Unless your car never leaves the driveway, you will eventually need to have your brakes serviced. Brake repair is often very affordable, but can become expensive if a problem is left too long untreated. The most common brake system today consists of disc brakes in the front and rear, connected by a system of tubes and hoses that link the brake at each wheel to the master cylinder.
Master cylinders have become very reliable and rarely malfunction. The most common problem that they experience is an internal leak. This will cause the brake pedal to slowly sink to the floor when your foot applies steady pressure. Letting go of the pedal and immediately stepping on it again brings the pedal back to normal height. If the master cylinder fails, the brake warning light on the dash will light, alerting you to the problem. Brake repair for a faulty master cylinder will cost between $150 and $250, parts and labor included.
The brake fluid reservoir is on top of the master cylinder. Most cars today have a transparent reservoir so that you can see the level without opening the cover. If the level drops noticeably over a short period of time or goes down to about two thirds full, have your brakes checked as soon as possible. Brake fluid should be clear or slightly yellow. If it is dark and dirty, it will need to be flushed and replaced. This should cost less than $100.

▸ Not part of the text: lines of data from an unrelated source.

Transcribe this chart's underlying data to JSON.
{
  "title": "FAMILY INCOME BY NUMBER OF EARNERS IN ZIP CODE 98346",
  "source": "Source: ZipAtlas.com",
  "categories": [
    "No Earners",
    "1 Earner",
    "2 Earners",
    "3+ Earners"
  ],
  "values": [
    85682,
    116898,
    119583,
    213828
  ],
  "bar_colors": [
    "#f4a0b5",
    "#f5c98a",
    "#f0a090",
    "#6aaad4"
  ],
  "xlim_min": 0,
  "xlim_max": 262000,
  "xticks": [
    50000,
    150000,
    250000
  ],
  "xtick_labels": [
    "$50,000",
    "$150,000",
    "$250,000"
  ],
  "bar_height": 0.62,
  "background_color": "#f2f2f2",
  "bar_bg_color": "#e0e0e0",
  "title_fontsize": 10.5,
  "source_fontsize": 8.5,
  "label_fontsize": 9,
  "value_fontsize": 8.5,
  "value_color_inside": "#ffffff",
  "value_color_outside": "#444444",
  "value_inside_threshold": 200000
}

The brake fluid travels from the master cylinder to the wheels through a series of steel tubes and reinforced rubber hoses. If any of these conduits fail, they must be replaced. This type of brake repair often involves significant labor, so whereas the parts might only cost $40, the total bill could come to $200.
The main components of a disc brake are the brake pads, the rotor, and the caliper. Brake pads wear out with use and must be replaced periodically. If the lining wears down to the metal brake shoe you will have a metal-to-metal condition where the shoe rubs directly against the rotor causing severe damage and loss of braking efficiency. Replacing the pads on the two front wheels can cost less than $100, parts and labor included, and will save you from more costly brake repair involving the rotors.

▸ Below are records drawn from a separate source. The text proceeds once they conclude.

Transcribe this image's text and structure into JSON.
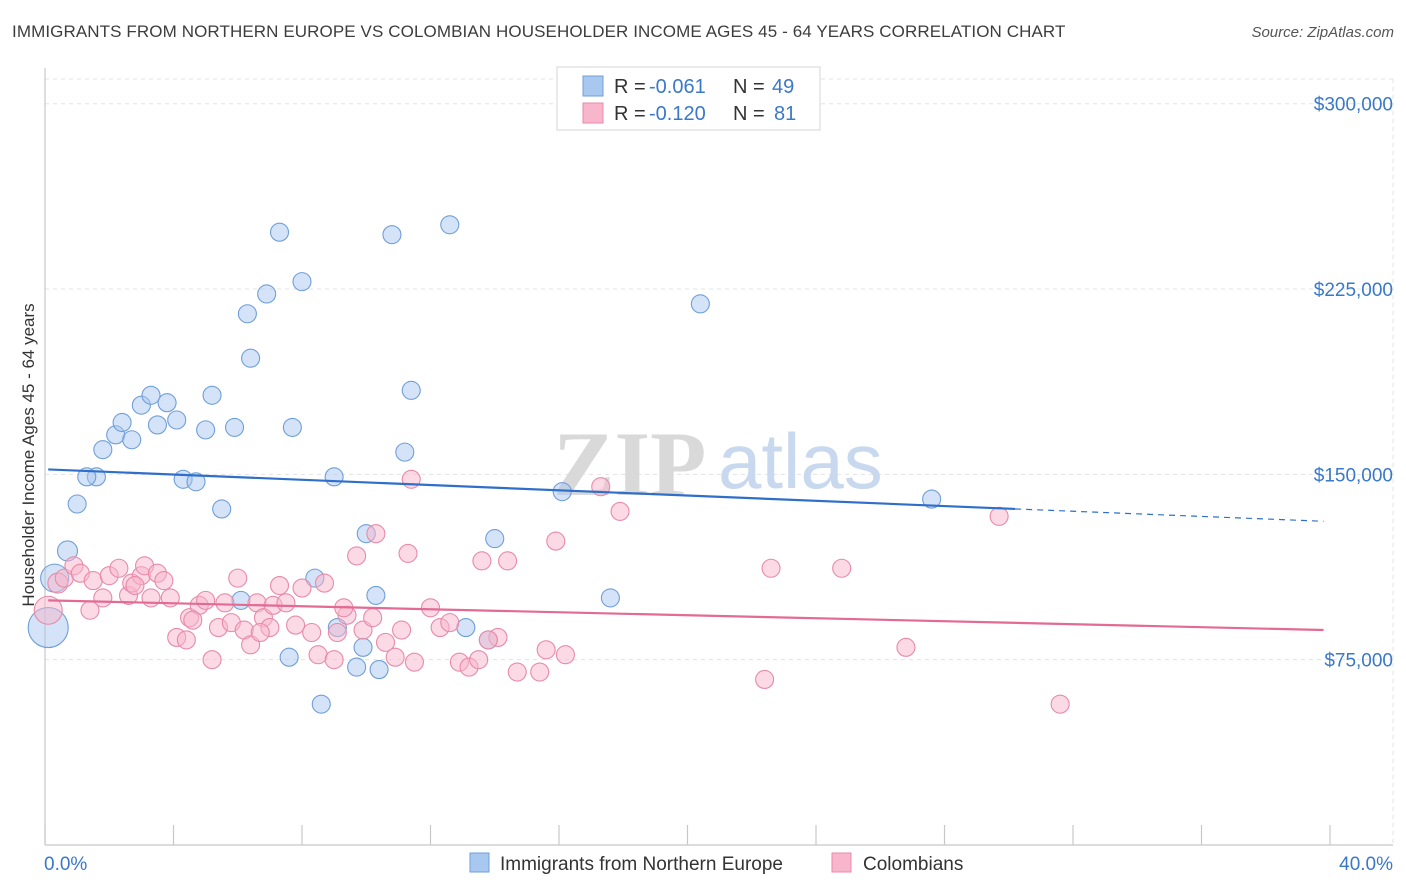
{
  "header": {
    "title": "IMMIGRANTS FROM NORTHERN EUROPE VS COLOMBIAN HOUSEHOLDER INCOME AGES 45 - 64 YEARS CORRELATION CHART",
    "source": "Source: ZipAtlas.com"
  },
  "watermark": {
    "zip": "ZIP",
    "atlas": "atlas"
  },
  "legend": {
    "rows": [
      {
        "r_label": "R =",
        "r_value": "-0.061",
        "n_label": "N =",
        "n_value": "49",
        "color": "#a9c8f0"
      },
      {
        "r_label": "R =",
        "r_value": "-0.120",
        "n_label": "N =",
        "n_value": "81",
        "color": "#f7b6cb"
      }
    ]
  },
  "bottom_legend": {
    "items": [
      {
        "label": "Immigrants from Northern Europe",
        "color": "#a9c8f0"
      },
      {
        "label": "Colombians",
        "color": "#f7b6cb"
      }
    ]
  },
  "chart_data": {
    "type": "scatter",
    "title": "IMMIGRANTS FROM NORTHERN EUROPE VS COLOMBIAN HOUSEHOLDER INCOME AGES 45 - 64 YEARS CORRELATION CHART",
    "xlabel": "",
    "ylabel": "Householder Income Ages 45 - 64 years",
    "xlim": [
      0,
      40
    ],
    "ylim": [
      0,
      310000
    ],
    "x_tick_labels": [
      "0.0%",
      "40.0%"
    ],
    "y_ticks": [
      75000,
      150000,
      225000,
      300000
    ],
    "y_tick_labels": [
      "$75,000",
      "$150,000",
      "$225,000",
      "$300,000"
    ],
    "grid": true,
    "legend_position": "top-center",
    "series": [
      {
        "name": "Immigrants from Northern Europe",
        "color": "#a9c8f0",
        "stroke": "#6f9fd8",
        "line_color": "#2f6fca",
        "trend": {
          "x0": 0.1,
          "y0": 152000,
          "x1": 30.2,
          "y1": 136000,
          "x_dash_end": 39.8,
          "y_dash_end": 131000
        },
        "points": [
          [
            0.3,
            108000,
            14
          ],
          [
            0.1,
            88000,
            20
          ],
          [
            0.7,
            119000,
            10
          ],
          [
            1.0,
            138000,
            9
          ],
          [
            1.6,
            149000,
            9
          ],
          [
            1.3,
            149000,
            9
          ],
          [
            1.8,
            160000,
            9
          ],
          [
            2.2,
            166000,
            9
          ],
          [
            2.4,
            171000,
            9
          ],
          [
            2.7,
            164000,
            9
          ],
          [
            3.0,
            178000,
            9
          ],
          [
            3.3,
            182000,
            9
          ],
          [
            3.5,
            170000,
            9
          ],
          [
            3.8,
            179000,
            9
          ],
          [
            4.1,
            172000,
            9
          ],
          [
            4.3,
            148000,
            9
          ],
          [
            4.7,
            147000,
            9
          ],
          [
            5.0,
            168000,
            9
          ],
          [
            5.2,
            182000,
            9
          ],
          [
            5.5,
            136000,
            9
          ],
          [
            5.9,
            169000,
            9
          ],
          [
            6.3,
            215000,
            9
          ],
          [
            6.4,
            197000,
            9
          ],
          [
            6.9,
            223000,
            9
          ],
          [
            7.3,
            248000,
            9
          ],
          [
            8.0,
            228000,
            9
          ],
          [
            7.7,
            169000,
            9
          ],
          [
            9.0,
            149000,
            9
          ],
          [
            9.1,
            88000,
            9
          ],
          [
            9.7,
            72000,
            9
          ],
          [
            10.0,
            126000,
            9
          ],
          [
            10.3,
            101000,
            9
          ],
          [
            10.4,
            71000,
            9
          ],
          [
            10.8,
            247000,
            9
          ],
          [
            11.2,
            159000,
            9
          ],
          [
            11.4,
            184000,
            9
          ],
          [
            12.6,
            251000,
            9
          ],
          [
            13.1,
            88000,
            9
          ],
          [
            14.0,
            124000,
            9
          ],
          [
            16.1,
            143000,
            9
          ],
          [
            17.6,
            100000,
            9
          ],
          [
            20.4,
            219000,
            9
          ],
          [
            27.6,
            140000,
            9
          ],
          [
            6.1,
            99000,
            9
          ],
          [
            7.6,
            76000,
            9
          ],
          [
            8.4,
            108000,
            9
          ],
          [
            13.8,
            83000,
            9
          ],
          [
            8.6,
            57000,
            9
          ],
          [
            9.9,
            80000,
            9
          ]
        ]
      },
      {
        "name": "Colombians",
        "color": "#f7b6cb",
        "stroke": "#e88aa8",
        "line_color": "#e26a93",
        "trend": {
          "x0": 0.1,
          "y0": 99000,
          "x1": 39.8,
          "y1": 87000
        },
        "points": [
          [
            0.1,
            95000,
            14
          ],
          [
            0.4,
            106000,
            10
          ],
          [
            0.6,
            108000,
            9
          ],
          [
            0.9,
            113000,
            9
          ],
          [
            1.1,
            110000,
            9
          ],
          [
            1.4,
            95000,
            9
          ],
          [
            1.5,
            107000,
            9
          ],
          [
            1.8,
            100000,
            9
          ],
          [
            2.0,
            109000,
            9
          ],
          [
            2.3,
            112000,
            9
          ],
          [
            2.6,
            101000,
            9
          ],
          [
            2.7,
            106000,
            9
          ],
          [
            3.0,
            109000,
            9
          ],
          [
            3.1,
            113000,
            9
          ],
          [
            3.3,
            100000,
            9
          ],
          [
            3.5,
            110000,
            9
          ],
          [
            3.7,
            107000,
            9
          ],
          [
            3.9,
            100000,
            9
          ],
          [
            4.1,
            84000,
            9
          ],
          [
            4.4,
            83000,
            9
          ],
          [
            4.5,
            92000,
            9
          ],
          [
            4.8,
            97000,
            9
          ],
          [
            5.0,
            99000,
            9
          ],
          [
            5.2,
            75000,
            9
          ],
          [
            5.4,
            88000,
            9
          ],
          [
            5.6,
            98000,
            9
          ],
          [
            5.8,
            90000,
            9
          ],
          [
            6.0,
            108000,
            9
          ],
          [
            6.2,
            87000,
            9
          ],
          [
            6.4,
            81000,
            9
          ],
          [
            6.6,
            98000,
            9
          ],
          [
            6.8,
            92000,
            9
          ],
          [
            7.0,
            88000,
            9
          ],
          [
            7.1,
            97000,
            9
          ],
          [
            7.3,
            105000,
            9
          ],
          [
            7.5,
            98000,
            9
          ],
          [
            7.8,
            89000,
            9
          ],
          [
            8.0,
            104000,
            9
          ],
          [
            8.3,
            86000,
            9
          ],
          [
            8.5,
            77000,
            9
          ],
          [
            8.7,
            106000,
            9
          ],
          [
            9.0,
            75000,
            9
          ],
          [
            9.1,
            86000,
            9
          ],
          [
            9.4,
            93000,
            9
          ],
          [
            9.7,
            117000,
            9
          ],
          [
            9.9,
            87000,
            9
          ],
          [
            10.2,
            92000,
            9
          ],
          [
            10.3,
            126000,
            9
          ],
          [
            10.6,
            82000,
            9
          ],
          [
            10.9,
            76000,
            9
          ],
          [
            11.1,
            87000,
            9
          ],
          [
            11.3,
            118000,
            9
          ],
          [
            11.5,
            74000,
            9
          ],
          [
            12.0,
            96000,
            9
          ],
          [
            12.3,
            88000,
            9
          ],
          [
            12.6,
            90000,
            9
          ],
          [
            12.9,
            74000,
            9
          ],
          [
            13.2,
            72000,
            9
          ],
          [
            13.5,
            75000,
            9
          ],
          [
            13.6,
            115000,
            9
          ],
          [
            14.1,
            84000,
            9
          ],
          [
            14.4,
            115000,
            9
          ],
          [
            14.7,
            70000,
            9
          ],
          [
            15.4,
            70000,
            9
          ],
          [
            15.6,
            79000,
            9
          ],
          [
            15.9,
            123000,
            9
          ],
          [
            16.2,
            77000,
            9
          ],
          [
            17.3,
            145000,
            9
          ],
          [
            17.9,
            135000,
            9
          ],
          [
            11.4,
            148000,
            9
          ],
          [
            22.6,
            112000,
            9
          ],
          [
            24.8,
            112000,
            9
          ],
          [
            22.4,
            67000,
            9
          ],
          [
            26.8,
            80000,
            9
          ],
          [
            29.7,
            133000,
            9
          ],
          [
            31.6,
            57000,
            9
          ],
          [
            9.3,
            96000,
            9
          ],
          [
            6.7,
            86000,
            9
          ],
          [
            4.6,
            91000,
            9
          ],
          [
            2.8,
            105000,
            9
          ],
          [
            13.8,
            83000,
            9
          ]
        ]
      }
    ]
  }
}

The disc rotor has a highly machined surface where the brake pads contact it. Just as the brake pads wear out over time, the rotor also undergoes some wear, usually in the form of ridges and groves where the brake pad rubs against it. If worn-out break pads damage the rotors, you will likely need to replace both pads and rotors. This can cost anywhere from $250 to $600, depending on make and model. It is occasionally possible to machine and resurface damaged rotors. This can bring the cost down, but it comes with the risk that the thinner rotors will warp in the high heat caused by friction between pad and disc.
Brake repair involving the calipers can be expensive. The caliper is what pinches the brake pads onto the disc when you step on the brake pedal. If the calipers lock up, the brake pad will wear down to metal and then damage the rotor. If, on the other hand, the caliper pistons start to leak hydraulic fluid, they won't be able to press the pads against the rotor, and the brakes will fail. Calipers can cost $200-$400 apiece, so a brake repair for both front wheels can cost as much as $1,000 with labor.